Once upon a time there was a lowly carpenter who was born away in a manger, no crib for his bed named Oofta. He was Norwegian. Having no crib for his bed, he decided to learn how to make one. By the time he was 17 each and every one of his fingertips was a permanent blot of unsightly purple bruise from being bashed repeatedly with a hammer. Not only that, but the cribs he made (his specialty) tended to collapse upon themselves if someone trod on the wrong floorboard and sent a tremor through the house. Or manger. Or whatever.

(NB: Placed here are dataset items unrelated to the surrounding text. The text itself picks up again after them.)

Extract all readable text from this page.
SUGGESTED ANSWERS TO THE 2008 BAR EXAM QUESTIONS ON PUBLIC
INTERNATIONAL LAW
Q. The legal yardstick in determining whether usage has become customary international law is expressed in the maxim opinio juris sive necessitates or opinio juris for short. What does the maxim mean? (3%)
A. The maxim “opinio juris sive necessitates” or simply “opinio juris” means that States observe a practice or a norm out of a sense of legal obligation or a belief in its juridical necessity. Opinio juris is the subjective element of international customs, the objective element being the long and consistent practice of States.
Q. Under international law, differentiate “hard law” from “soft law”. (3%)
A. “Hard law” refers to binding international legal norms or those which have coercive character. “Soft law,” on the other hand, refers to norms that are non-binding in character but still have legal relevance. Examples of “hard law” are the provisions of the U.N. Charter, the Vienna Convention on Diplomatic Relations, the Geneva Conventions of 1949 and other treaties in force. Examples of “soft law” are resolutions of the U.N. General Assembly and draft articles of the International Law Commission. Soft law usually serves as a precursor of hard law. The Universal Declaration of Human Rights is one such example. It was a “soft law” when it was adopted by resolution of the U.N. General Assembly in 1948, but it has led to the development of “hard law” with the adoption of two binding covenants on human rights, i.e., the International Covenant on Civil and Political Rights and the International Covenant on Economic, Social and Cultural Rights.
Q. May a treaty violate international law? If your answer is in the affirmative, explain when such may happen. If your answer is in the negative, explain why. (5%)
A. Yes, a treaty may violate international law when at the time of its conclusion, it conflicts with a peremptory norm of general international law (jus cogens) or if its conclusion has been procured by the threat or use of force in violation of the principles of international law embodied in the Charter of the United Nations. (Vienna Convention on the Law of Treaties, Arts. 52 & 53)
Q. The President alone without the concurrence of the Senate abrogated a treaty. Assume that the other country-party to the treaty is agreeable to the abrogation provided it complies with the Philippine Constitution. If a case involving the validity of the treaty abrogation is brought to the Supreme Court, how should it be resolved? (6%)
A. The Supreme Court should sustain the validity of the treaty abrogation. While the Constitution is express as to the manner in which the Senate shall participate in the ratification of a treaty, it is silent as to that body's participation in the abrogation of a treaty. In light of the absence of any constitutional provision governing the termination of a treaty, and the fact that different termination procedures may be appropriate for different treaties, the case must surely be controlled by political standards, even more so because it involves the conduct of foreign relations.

One day Oofta was patiently sawing through his thumb along with a board he happened to be cutting to the wrong size when Lo! and Behold! An apparition appeared before him. It was a ghostly tracing in the sawdust on the floor of a cone-headed Saint: Saint Stupid. Oofta, in his excitement to examine the strange and wonderful pattern in the dust tripped and scuffed his shoe through the apparition, demolishing it. “Oh well” he said, “Saint Stupid would have wanted it that way, had he thought about it.” And now that he did think about it (Oofta, that is, not Saint Stupid) he realized that he had no idea who St. Stupid was, since St. Stupid didn’t come into the world until a couple thousand years after he, Oofta had lived, died and tripped on his shoelaces for the last time. So this was really a surprise.
The account of Oofta’s life was seriously marred when he spilled a quart of grape jelly on it, then tried to wipe it off with a linen shroud, but the meticulous efforts of bored canonical librarians eventually reconstructed Oofta’s remarkable life. Predictably, everyone who reads of Oofta’s stunning, miraculous achievements falls prey to freak accidents and bizarre, senseless mutilation, so we’re just going to keep his story to ourselves. And we don’t want to hear about your pitiful misfortunes either, so just keep it to yourself.
Novena Prayer to Saint Oofta:
Glorious, inimitable spiller of milk, I implore you to intervene on my behalf. Your gracious, well-timed cursing heralds unlimited jubilation at each and every toe stubbed, carpet stained, tire flattened, collar scorched by the iron and every other manner of oafish misfortune. I entreat you to hear me (mention your request).
Each and every Monday of the year. But be careful that you don’t stab yourself in the lip with your fork. The line for bibs forms to the right.